Rappelle-moi. Pocahontas.
Quelques instants plus tard, le téléphone sonnait, numéro inconnu.
— Salut, qu’est-ce qui t’arrive ma belle, ça fait un moment non ?
— Je sais, mais j’ai été obligée de prendre un peu de distance avec le Bureau. Tu n’es pas obligé de faire ce que je vais te demander, mais ça me rendrait service.
— Secret Défense ?
— Non, pas à ce point, je cherche juste à lever un doute. Peux-tu passer une empreinte dans tes bases de données et me dire si elle est connue ?
— Normalement je devrais raccrocher et signaler cet appel, mais je te dois bien ça. Envoie-la à l’adresse que je vais te donner.

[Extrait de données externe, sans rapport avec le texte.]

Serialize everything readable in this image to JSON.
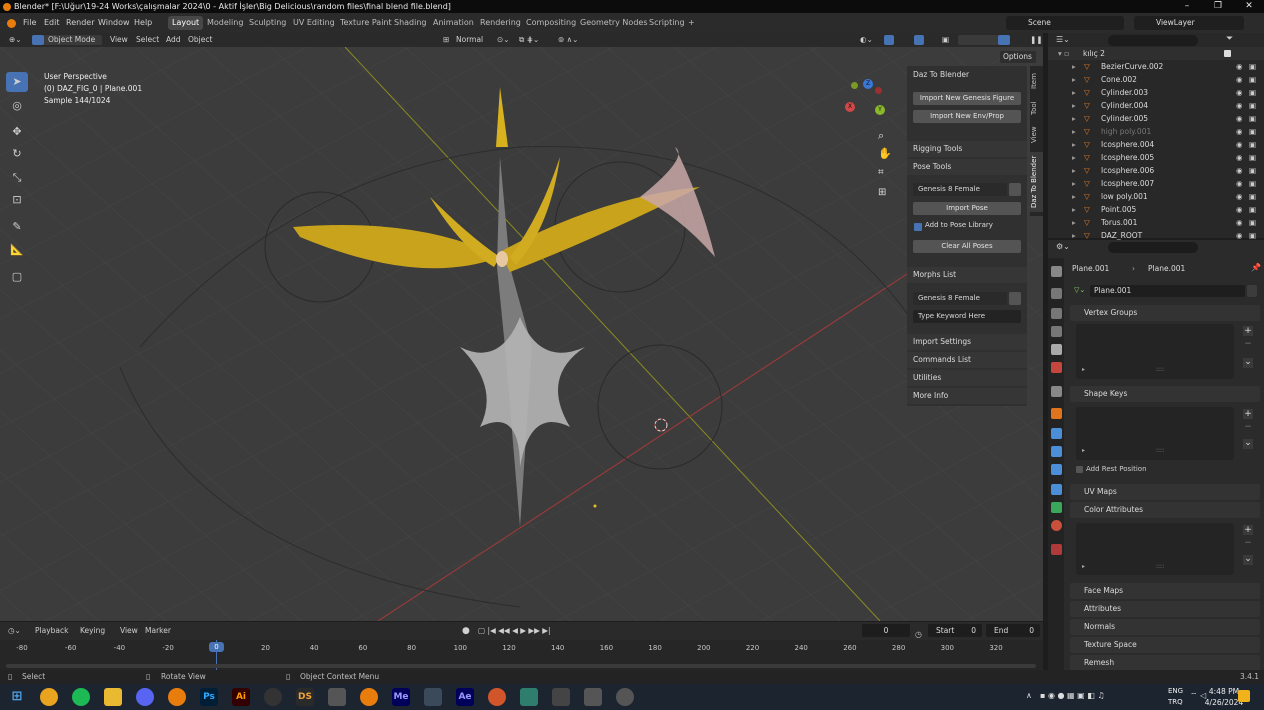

Je te réponds dans quelques minutes.
Cheyenne transféra la photo prise à la clinique d’une empreinte prélevée sur le mug du Dr McLay vers un ordinateur sûr et l’envoya à l’adresse indiquée. Quelques minutes plus tard la réponse arriva en même temps que le téléphone sonnait à nouveau.
— L’empreinte figure dans la base de données de la TSA, les services d’immigration. Elle appartient à un ressortissant néerlandais, Jan Van Oït, médecin, entré sur le sol américain à Houston il y a un peu plus de deux ans avec un ESTA, jamais ressorti. Adresse déclarée, un hôtel à El Paso au Texas. Je t'ai envoyé la fiche.
— Merci, cette information est précieuse. Je crois que le Docteur Van Oït exerce maintenant en Californie, à Los Angeles sous une identité usurpée.